Licensing and .NET obfuscation/code protection

In order to prevent the use tools like .NET Reflector to expose the code of our application, we use a tool called .NET Reactor to hide the code from reflection.

This tool can protect .NET code beyond obfuscation.



Unfortunately, this breaks the GO licensing when we deploy our application.



Any suggestions on how to use GO licensing with code protection tools like .NET Reactor ?



We are using VS 2008.

We aren’t familiar with .NET Reactor.

Did you apply that tool to the Northwoods.* assemblies? (I’m expecting not.)

Does the licensing work as expected if you don’t use the .NET Reactor tool?

Have you tried using that tool on all of your assemblies except the .EXE?

We did not apply it to the Northwoods assemblies.



GO licensing does work without .NET Reactor.



The code we have to protect currently is in the .exe, but ideally we would want to protect all the code.



How do we have to break up the code in assemblies to get the licensing working ?



Is the licensing limited to the .exe or will any reference to GO in an assembly require it to be unprotected ?

Well, I’m just speculating, but I’m wondering if .NET Reactor has somehow messed up the license key that is stored in the EXE. That’s the license key that is generated by the Microsoft License Compiler (LC.EXE) and the licensed component when LC compiles the LICENSES.LICX file.

One way to find out is to put all of your code into a DLL that is used by your EXE. The EXE would just contain your Program class and the LICENSES.LICX file (and references to your DLL and to Northwoods.Go.DLL); everything else could go into the DLL. You would not use .NET Reactor on the EXE, but you would on your DLL.

Putting our code into a .NET Reactor protected dll and building a shim application with the licenses.licx file does work. As you implied, we can’t include the Northwoods libraries in the protected dll without breaking the licensing (but that’s alright).

Hmmm, that implies that .NET Reactor might break any component that uses the Microsoft licensing architecture in .NET, not just GoDiagram.

We’re not too worried about obfuscating our assemblies, because leaving our code decompilable makes it easier to debug and understand. We also license our source code for those who want to read it (more intelligibly, with comments).

Thanks, it works now.



We created a shim executable that has the license file and is unprotected.

All it does is launch the MainForm, which is in a dll with all the other code, and it is protected.









[QUOTE=walter]Hmmm, that implies that .NET Reactor might break any component that uses the Microsoft licensing architecture in .NET, not just GoDiagram.
[/quote]

It’s interesting that you say that because GoDiagram insists that the .licenses resource be in the executable and not a DLL referenced by the executable, which the .NET licensing framework DOES support.

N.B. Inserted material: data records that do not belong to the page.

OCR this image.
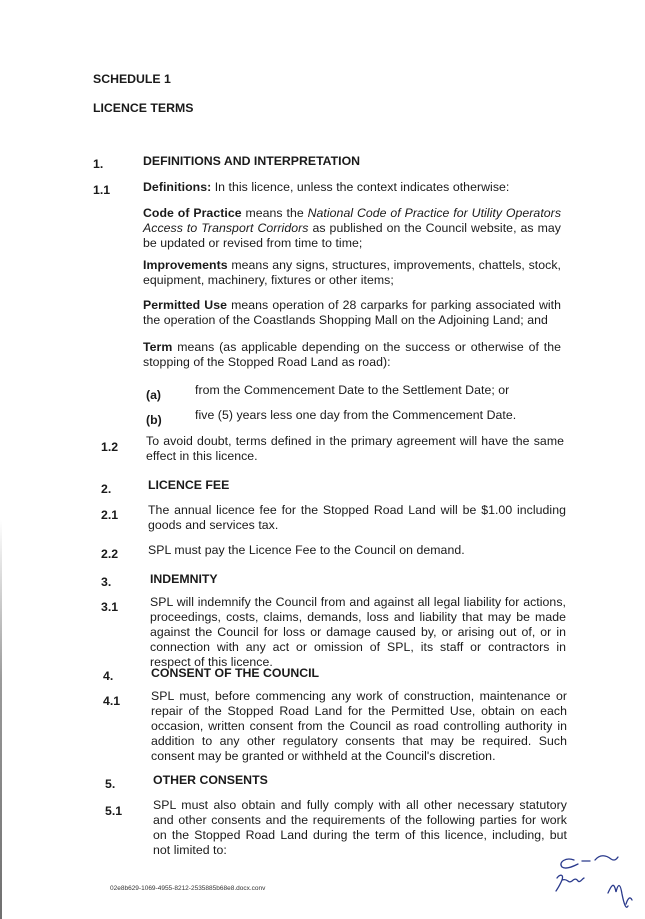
SCHEDULE 1
LICENCE TERMS
1.	DEFINITIONS AND INTERPRETATION
1.1	Definitions: In this licence, unless the context indicates otherwise:
Code of Practice means the National Code of Practice for Utility Operators Access to Transport Corridors as published on the Council website, as may be updated or revised from time to time;
Improvements means any signs, structures, improvements, chattels, stock, equipment, machinery, fixtures or other items;
Permitted Use means operation of 28 carparks for parking associated with the operation of the Coastlands Shopping Mall on the Adjoining Land; and
Term means (as applicable depending on the success or otherwise of the stopping of the Stopped Road Land as road):
(a)	from the Commencement Date to the Settlement Date; or
(b)	five (5) years less one day from the Commencement Date.
1.2 To avoid doubt, terms defined in the primary agreement will have the same effect in this licence.
2.	LICENCE FEE
2.1 The annual licence fee for the Stopped Road Land will be $1.00 including goods and services tax.
2.2 SPL must pay the Licence Fee to the Council on demand.
3.	INDEMNITY
3.1	SPL will indemnify the Council from and against all legal liability for actions, proceedings, costs, claims, demands, loss and liability that may be made against the Council for loss or damage caused by, or arising out of, or in connection with any act or omission of SPL, its staff or contractors in respect of this licence.
4.	CONSENT OF THE COUNCIL
4.1	SPL must, before commencing any work of construction, maintenance or repair of the Stopped Road Land for the Permitted Use, obtain on each occasion, written consent from the Council as road controlling authority in addition to any other regulatory consents that may be required. Such consent may be granted or withheld at the Council's discretion.
5.	OTHER CONSENTS
5.1	SPL must also obtain and fully comply with all other necessary statutory and other consents and the requirements of the following parties for work on the Stopped Road Land during the term of this licence, including, but not limited to:
02e8b629-1069-4955-8212-2535885b68e8.docx.conv
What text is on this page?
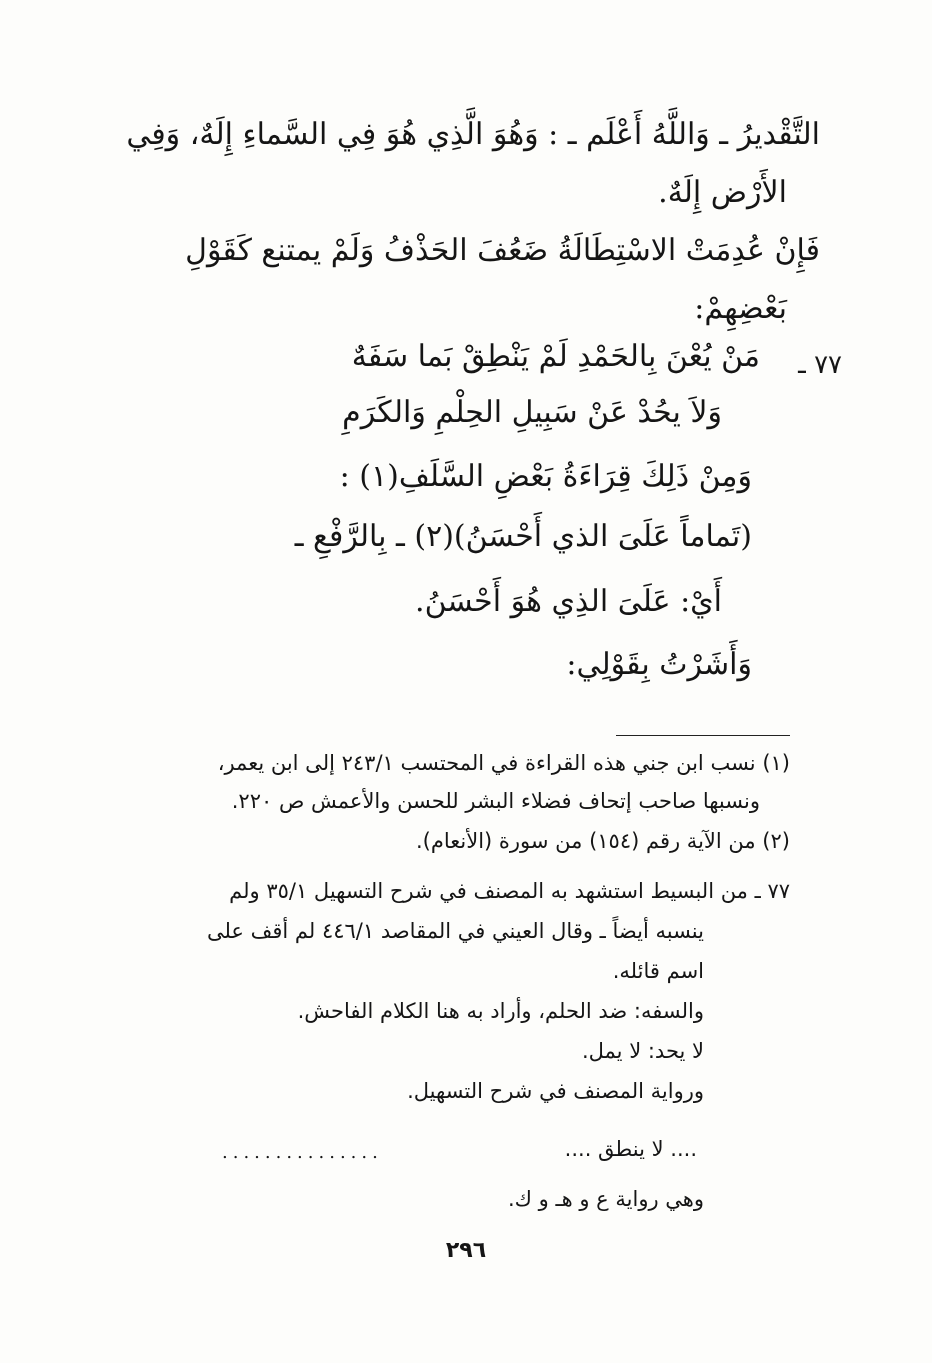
التَّقْديرُ ـ وَاللَّهُ أَعْلَم ـ : وَهُوَ الَّذِي هُوَ فِي السَّماءِ إِلَهٌ، وَفِي
الأَرْض إِلَهٌ.
فَإِنْ عُدِمَتْ الاسْتِطَالَةُ ضَعُفَ الحَذْفُ وَلَمْ يمتنع كَقَوْلِ
بَعْضِهِمْ:
٧٧ ـ
مَنْ يُعْنَ بِالحَمْدِ لَمْ يَنْطِقْ بَما سَفَهٌ
وَلاَ يحُدْ عَنْ سَبِيلِ الحِلْمِ وَالكَرَمِ
وَمِنْ ذَلِكَ قِرَاءَةُ بَعْضِ السَّلَفِ(١) :
(تَماماً عَلَىَ الذي أَحْسَنُ)(٢) ـ بِالرَّفْعِ ـ
أَيْ: عَلَىَ الذِي هُوَ أَحْسَنُ.
وَأَشَرْتُ بِقَوْلِي:
(١) نسب ابن جني هذه القراءة في المحتسب ٢٤٣/١ إلى ابن يعمر،
ونسبها صاحب إتحاف فضلاء البشر للحسن والأعمش ص ٢٢٠.
(٢) من الآية رقم (١٥٤) من سورة (الأنعام).
٧٧ ـ من البسيط استشهد به المصنف في شرح التسهيل ٣٥/١ ولم
ينسبه أيضاً ـ وقال العيني في المقاصد ٤٤٦/١ لم أقف على
اسم قائله.
والسفه: ضد الحلم، وأراد به هنا الكلام الفاحش.
لا يحد: لا يمل.
ورواية المصنف في شرح التسهيل.
.... لا ينطق ....
...............
وهي رواية ع و هـ و ك.
٢٩٦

In that light, do you know of an alternate way that I could pass the license key into GoDiagram?

Since I haven’t tried using .NET Reactor, I can’t say this for sure, but I would guess that putting the license key in the DLL would suffer the same problem as having it in the EXE.

I’m not referring specifically to .Net Reactor, just to the fact that GoDiagram adds the extra requirement that the license key needs to be compiled into the .EXE, and will break if inside the .DLL.